For one thing, Italy’s Luca Buratto can look forward to three years of professional management, a Hyperion record contract, recitals in such major international centres as Berlin, London, Paris, New York and Toronto, and mentoring opportunities with some of the leading pianists of our day, a total career development package valued at $500,000.
If, after this, he isn’t effectively launched, it won’t be for lack of trying.
His predecessor, Pavel Kolesnikov, has been effectively launched, his initial Hyperion recording a declared success and his artistry already recognized internationally.
Now London-based, he returned to Calgary to take part in this year’s event and the pianist I heard had matured impressively from the talented youngster I’d encountered three years earlier.
At the age of 22, the youngest competitor in this year’s semifinals and finals, Buratto exhibited similar promise. Indeed, he was the only one of the three finalists I would have voted into the finals.
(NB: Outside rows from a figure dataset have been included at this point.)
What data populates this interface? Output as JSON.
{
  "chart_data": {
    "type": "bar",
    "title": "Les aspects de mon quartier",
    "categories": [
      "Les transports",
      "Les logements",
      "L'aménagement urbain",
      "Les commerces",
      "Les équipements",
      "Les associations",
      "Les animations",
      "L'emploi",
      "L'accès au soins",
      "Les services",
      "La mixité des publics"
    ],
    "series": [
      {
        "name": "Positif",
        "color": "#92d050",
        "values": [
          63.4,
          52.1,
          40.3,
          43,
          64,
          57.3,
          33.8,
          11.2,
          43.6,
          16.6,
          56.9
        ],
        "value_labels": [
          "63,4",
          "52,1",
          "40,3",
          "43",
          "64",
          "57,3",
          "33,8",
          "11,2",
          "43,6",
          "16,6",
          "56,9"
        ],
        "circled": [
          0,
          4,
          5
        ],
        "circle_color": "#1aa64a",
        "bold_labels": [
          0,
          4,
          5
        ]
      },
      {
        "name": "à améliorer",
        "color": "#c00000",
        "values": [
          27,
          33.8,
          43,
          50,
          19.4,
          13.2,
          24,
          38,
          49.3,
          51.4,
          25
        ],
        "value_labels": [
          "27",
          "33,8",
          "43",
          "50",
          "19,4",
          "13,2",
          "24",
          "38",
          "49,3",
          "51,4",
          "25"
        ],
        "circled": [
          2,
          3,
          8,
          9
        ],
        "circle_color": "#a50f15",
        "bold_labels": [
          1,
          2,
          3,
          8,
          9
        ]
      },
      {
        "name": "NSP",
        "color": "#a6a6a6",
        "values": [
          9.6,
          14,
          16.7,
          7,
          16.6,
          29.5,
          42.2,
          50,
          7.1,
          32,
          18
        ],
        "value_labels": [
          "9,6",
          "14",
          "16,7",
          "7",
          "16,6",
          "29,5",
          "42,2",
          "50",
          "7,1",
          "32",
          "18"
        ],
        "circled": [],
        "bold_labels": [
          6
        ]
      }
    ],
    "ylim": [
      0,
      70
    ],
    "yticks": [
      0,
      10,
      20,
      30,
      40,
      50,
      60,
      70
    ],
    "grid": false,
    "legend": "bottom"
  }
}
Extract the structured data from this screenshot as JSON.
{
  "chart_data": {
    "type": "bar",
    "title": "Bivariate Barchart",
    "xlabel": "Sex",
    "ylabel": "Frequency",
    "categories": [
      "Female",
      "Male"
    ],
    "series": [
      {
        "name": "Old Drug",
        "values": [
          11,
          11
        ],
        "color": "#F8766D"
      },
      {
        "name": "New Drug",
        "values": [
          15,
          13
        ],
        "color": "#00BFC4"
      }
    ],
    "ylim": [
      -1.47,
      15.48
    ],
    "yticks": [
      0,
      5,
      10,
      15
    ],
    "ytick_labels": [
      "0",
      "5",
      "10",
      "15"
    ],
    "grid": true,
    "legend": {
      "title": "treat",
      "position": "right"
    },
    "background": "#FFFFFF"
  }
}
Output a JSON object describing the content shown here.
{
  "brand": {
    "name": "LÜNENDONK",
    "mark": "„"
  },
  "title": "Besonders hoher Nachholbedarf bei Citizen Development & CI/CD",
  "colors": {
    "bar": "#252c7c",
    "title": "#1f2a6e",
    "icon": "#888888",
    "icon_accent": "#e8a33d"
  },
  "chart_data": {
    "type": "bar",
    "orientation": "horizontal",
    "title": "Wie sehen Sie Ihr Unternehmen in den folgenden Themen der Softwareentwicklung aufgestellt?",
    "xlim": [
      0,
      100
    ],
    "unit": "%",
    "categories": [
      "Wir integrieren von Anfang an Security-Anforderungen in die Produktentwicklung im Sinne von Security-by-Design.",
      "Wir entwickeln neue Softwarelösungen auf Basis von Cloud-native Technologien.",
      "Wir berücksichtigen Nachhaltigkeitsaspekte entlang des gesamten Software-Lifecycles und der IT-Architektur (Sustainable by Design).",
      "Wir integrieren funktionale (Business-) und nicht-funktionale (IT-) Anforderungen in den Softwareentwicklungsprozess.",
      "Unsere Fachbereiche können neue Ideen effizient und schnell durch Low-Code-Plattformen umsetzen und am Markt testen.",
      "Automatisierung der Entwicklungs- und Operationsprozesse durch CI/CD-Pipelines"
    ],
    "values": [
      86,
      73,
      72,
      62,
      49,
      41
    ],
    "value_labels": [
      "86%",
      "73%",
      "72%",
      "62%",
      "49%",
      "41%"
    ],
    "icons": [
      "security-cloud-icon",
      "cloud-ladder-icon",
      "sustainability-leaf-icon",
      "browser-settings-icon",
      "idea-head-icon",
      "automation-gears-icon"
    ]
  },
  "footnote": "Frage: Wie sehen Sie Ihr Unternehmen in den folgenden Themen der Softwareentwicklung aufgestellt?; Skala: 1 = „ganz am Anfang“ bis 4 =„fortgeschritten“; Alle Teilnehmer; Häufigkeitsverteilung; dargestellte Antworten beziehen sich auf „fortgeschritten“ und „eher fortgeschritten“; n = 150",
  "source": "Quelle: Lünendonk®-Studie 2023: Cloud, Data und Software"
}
But then, experience as a judge in other international competitions has convinced me of the subjectivity of assessing potential in young musicians. The distinguished French pianist Jean-Efflam Bavouzet, who returned this year to play and mentor the contestants, did not himself win the first Honens competition in 1992, and the pianist who did win is virtually unheard of today.
Competitions at this level, and Calgary’s does count, throw a momentary spotlight on talent. How that talent develops depends on many factors, luck not excluded.
To begin with, the winner has to be ready to take advantage of the opportunity presented. The Sydney International Piano Competition of Australia controversially awarded its first prize to an inexperienced, phenomenally musical 18-year-old from China, who was promptly launched on a gruelling concert schedule that effectively burned him out within two years.
The Honens competition, aware of the danger, has made its career development plan arguably more important than its initial prize.
Calgary’s professed goal, according to artistic director Stephen McHolm, is to identify “the complete pianist,” a designation that helps explain why its 10 semifinalists from seven countries (not including Canada this year) had to participate in chamber-music-making with soprano Isabel Bayrakdarian, clarinetist James Campbell and violist Hsin-Yun Huang.
A recognition of real-world realities seems also to have influenced the choice of jury members, the majority of whom were not active concert pianists but rather representatives of music management.
Would a jury dominated by active pianists have decided differently? That question must remain open.
I can’t remember being particularly impressed by Bavouzet back in 1992. I was definitely impressed last week. The Honens was a beginning for him.
By the way, the name has recently changed. It is now known officially as the Honens Festival and Piano Competition, an obvious effort to give the event less of the character of a pure contest.
And if the response of the pianists who made it into the semifinals can be taken as evidence, they took the change seriously. Above all else, the 11 days in Calgary were about making music.